Patagonia Powder Bowl Pants ReviewMarch 5, 2012
- Waterproof and breathable.
- Articulated knees provide for ample movement.
- Well-sealed zippers.
- Durable scuff guards.
- Two-snap waist closure easily pops open.
- Stiff material does not reshape well in tight spots (such as the seat).
- Doesn’t keep warm on cold days without constant movement.
- No roomy pockets for gear extras.
These well-built, waterproof shell pants are best suited for backcountry touring, spring conditions, and skiers who prefer minimal weight, though the lack of insulation will make them are less ideal choice for cold, mid-winter, resort conditions, especially for skiers and snowboarders who get cold easily.
A Gore-Tex shell ski/snowboard pant designed for both backcountry touring and resort riding.
These shell pants are lined with Gore-Tex (which will seal out the wind and wet), but there is no insulation, making them best-suited for warm days, uphill traffic, and skiers who don’t mind shivering a bit when the temperature really plummets (or just double-up on the base layers.).
During the three weeks that I was testing the Patagonia Powder Bowl pants, temperatures ranged from the single digits to the 30s, and I never got too cold because I kept moving while on the hill and had gondola rides to warm up. However, I always felt the cold—while skiing, while sitting on chairlifts, and while resting.
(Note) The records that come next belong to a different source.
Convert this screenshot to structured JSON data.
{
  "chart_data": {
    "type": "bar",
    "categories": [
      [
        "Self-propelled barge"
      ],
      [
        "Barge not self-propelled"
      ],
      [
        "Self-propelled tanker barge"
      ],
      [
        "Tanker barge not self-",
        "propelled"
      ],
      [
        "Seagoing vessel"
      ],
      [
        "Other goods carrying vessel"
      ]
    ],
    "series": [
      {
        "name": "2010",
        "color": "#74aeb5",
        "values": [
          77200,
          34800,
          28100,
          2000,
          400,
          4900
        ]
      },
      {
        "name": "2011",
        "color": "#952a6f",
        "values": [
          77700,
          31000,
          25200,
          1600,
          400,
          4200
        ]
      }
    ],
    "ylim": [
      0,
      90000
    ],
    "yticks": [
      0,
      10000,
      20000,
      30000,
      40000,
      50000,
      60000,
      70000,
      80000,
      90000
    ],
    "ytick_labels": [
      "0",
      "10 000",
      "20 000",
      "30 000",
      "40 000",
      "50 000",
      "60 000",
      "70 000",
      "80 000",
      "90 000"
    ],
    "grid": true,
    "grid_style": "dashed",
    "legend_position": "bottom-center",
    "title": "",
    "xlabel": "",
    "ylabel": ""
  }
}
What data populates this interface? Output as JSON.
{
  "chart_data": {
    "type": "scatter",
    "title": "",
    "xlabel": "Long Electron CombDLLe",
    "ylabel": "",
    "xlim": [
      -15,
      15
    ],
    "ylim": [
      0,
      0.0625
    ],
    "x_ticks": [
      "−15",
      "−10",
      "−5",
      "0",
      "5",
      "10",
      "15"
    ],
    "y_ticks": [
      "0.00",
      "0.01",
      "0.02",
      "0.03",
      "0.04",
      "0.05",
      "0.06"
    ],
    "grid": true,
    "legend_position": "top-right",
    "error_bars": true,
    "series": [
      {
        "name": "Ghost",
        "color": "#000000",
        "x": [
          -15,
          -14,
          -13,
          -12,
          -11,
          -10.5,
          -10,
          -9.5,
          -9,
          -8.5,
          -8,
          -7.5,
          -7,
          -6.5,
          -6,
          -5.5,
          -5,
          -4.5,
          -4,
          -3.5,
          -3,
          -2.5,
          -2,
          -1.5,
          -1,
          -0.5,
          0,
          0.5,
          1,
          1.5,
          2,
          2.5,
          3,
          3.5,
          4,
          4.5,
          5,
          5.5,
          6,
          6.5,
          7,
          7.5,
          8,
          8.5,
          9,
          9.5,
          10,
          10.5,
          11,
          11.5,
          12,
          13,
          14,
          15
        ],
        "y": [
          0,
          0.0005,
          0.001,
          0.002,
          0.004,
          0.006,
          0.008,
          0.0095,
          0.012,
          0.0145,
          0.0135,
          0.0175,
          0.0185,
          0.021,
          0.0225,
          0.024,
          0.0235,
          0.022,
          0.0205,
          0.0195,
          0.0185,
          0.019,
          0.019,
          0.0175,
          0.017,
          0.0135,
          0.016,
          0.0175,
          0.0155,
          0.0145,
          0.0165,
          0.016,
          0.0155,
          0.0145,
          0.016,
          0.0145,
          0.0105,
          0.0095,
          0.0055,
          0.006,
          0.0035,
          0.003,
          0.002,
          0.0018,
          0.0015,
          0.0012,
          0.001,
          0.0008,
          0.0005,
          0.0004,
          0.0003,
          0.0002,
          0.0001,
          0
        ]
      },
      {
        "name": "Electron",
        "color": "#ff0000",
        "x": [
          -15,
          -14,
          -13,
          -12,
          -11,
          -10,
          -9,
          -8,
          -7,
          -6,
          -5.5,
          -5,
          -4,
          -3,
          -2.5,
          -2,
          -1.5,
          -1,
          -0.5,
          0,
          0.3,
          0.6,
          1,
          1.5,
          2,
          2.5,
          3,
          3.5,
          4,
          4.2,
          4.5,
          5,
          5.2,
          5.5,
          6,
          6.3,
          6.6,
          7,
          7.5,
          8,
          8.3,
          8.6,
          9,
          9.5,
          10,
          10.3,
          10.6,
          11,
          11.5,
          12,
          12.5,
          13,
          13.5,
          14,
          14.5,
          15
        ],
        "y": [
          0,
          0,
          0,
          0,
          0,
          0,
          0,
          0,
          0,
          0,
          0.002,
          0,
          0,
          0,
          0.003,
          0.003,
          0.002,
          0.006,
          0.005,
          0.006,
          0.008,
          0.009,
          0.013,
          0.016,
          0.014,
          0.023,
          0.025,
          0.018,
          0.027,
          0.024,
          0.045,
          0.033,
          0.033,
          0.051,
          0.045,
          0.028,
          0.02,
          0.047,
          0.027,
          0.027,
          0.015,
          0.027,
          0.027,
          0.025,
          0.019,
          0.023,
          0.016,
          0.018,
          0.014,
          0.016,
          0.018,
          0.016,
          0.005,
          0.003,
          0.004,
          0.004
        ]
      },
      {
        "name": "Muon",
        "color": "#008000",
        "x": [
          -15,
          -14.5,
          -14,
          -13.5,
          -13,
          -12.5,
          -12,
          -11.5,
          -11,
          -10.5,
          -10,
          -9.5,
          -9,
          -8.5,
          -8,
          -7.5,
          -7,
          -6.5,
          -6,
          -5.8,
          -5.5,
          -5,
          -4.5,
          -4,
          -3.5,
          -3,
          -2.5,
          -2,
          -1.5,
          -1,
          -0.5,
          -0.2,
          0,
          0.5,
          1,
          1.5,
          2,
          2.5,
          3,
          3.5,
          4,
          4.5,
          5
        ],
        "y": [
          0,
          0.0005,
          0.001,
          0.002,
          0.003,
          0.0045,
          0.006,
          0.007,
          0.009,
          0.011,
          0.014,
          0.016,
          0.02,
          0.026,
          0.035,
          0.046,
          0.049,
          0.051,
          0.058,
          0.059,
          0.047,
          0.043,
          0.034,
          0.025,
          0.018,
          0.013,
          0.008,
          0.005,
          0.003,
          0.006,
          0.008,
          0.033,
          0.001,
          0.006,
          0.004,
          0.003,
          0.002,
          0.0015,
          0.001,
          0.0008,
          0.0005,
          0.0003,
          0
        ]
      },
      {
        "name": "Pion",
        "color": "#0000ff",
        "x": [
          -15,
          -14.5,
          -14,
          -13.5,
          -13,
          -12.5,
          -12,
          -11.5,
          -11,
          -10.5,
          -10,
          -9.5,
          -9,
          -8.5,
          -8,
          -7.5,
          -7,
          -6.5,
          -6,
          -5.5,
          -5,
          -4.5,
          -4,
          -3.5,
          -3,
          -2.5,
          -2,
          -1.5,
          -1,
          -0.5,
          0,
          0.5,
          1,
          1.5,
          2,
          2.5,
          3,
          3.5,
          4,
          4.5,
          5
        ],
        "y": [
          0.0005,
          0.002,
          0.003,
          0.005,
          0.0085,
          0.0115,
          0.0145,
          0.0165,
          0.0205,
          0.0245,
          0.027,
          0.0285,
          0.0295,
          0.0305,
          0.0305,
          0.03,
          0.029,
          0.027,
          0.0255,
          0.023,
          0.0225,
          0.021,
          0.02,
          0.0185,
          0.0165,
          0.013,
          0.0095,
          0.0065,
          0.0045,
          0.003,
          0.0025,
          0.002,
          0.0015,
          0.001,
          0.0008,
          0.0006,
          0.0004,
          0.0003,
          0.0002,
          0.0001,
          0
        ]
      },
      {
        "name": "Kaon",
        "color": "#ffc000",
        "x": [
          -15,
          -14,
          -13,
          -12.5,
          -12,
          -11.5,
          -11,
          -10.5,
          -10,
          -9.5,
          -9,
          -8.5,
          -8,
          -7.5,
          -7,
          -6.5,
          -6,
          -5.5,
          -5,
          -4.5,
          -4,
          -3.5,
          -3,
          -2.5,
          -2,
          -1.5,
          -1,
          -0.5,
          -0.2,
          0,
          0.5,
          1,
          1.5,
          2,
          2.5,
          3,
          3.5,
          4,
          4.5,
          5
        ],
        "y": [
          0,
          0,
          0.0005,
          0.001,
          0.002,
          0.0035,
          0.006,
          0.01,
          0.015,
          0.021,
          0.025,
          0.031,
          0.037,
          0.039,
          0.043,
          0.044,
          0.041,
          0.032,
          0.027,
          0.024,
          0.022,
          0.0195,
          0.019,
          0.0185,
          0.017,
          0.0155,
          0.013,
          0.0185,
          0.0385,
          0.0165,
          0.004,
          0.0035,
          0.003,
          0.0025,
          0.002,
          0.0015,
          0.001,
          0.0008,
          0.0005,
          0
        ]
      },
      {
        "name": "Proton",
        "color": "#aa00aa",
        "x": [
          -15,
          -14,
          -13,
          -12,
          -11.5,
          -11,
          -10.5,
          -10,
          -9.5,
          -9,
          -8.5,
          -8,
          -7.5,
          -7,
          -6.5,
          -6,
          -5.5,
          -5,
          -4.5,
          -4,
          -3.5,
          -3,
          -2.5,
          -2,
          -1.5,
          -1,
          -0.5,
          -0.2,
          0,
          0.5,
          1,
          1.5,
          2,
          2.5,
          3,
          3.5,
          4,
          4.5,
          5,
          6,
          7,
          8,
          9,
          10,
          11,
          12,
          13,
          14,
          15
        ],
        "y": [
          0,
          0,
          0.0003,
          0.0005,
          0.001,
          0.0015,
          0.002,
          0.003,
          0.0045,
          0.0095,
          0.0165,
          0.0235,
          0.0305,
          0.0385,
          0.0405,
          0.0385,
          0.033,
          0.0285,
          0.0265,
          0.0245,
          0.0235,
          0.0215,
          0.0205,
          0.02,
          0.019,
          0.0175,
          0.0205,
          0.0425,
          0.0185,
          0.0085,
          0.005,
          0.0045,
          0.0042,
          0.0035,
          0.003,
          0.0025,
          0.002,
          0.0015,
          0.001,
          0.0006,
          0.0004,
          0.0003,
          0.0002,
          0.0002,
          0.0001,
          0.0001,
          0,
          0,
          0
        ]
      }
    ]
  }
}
The Gore-Tex material performed as expected—completely waterproof in wet-snow conditions and windproof while moisture to escape. Gore-Tex’s reputation as an outdoor waterproof-breathable material speaks for itself; Patagonia recently partnered with the brand after vetting Gore-Tex’s environmental practices. Gore-Tex is now Bluesign certified for its fabric supply, which is a nice an environmental badge of honor.
The main drawback I found on these pants was the double-snap waist closure, which popped open nearly every time I bent over to buckle my boots and a few times while skiing with deep leg articulation. That was a little surprising. A simple strong Velcro, or a hook-and-loop closure, would easily solve this problem.
In every other aspect, the pants performed well while skinning uphill and while downhill skiing. They have excellent knee articulation on an otherwise regular-fitting pants, but they don’t bulge or look awkward at the knees. The external thigh vents open the pant completely (no mesh holding the material together inside), providing relief on a warm day or sweaty uphill. The zippers are well sealed and have easy-to-grab tabs to quickly pull open and close. And the bottom cuffs are solidly reinforced to prevent scuffing and fraying. The material is a little stiff—for example, it doesn’t reshape well in tight spots (such as the seat)—but there’s no restriction of movement.
While the pockets are fine for credit cards and a goggle bag, you’d be hard-pressed to stuff your hat or gloves in there during a sweaty uphill. (I prefer having one roomy pocket in my backcountry pants so that everything doesn’t have to go in my jacket).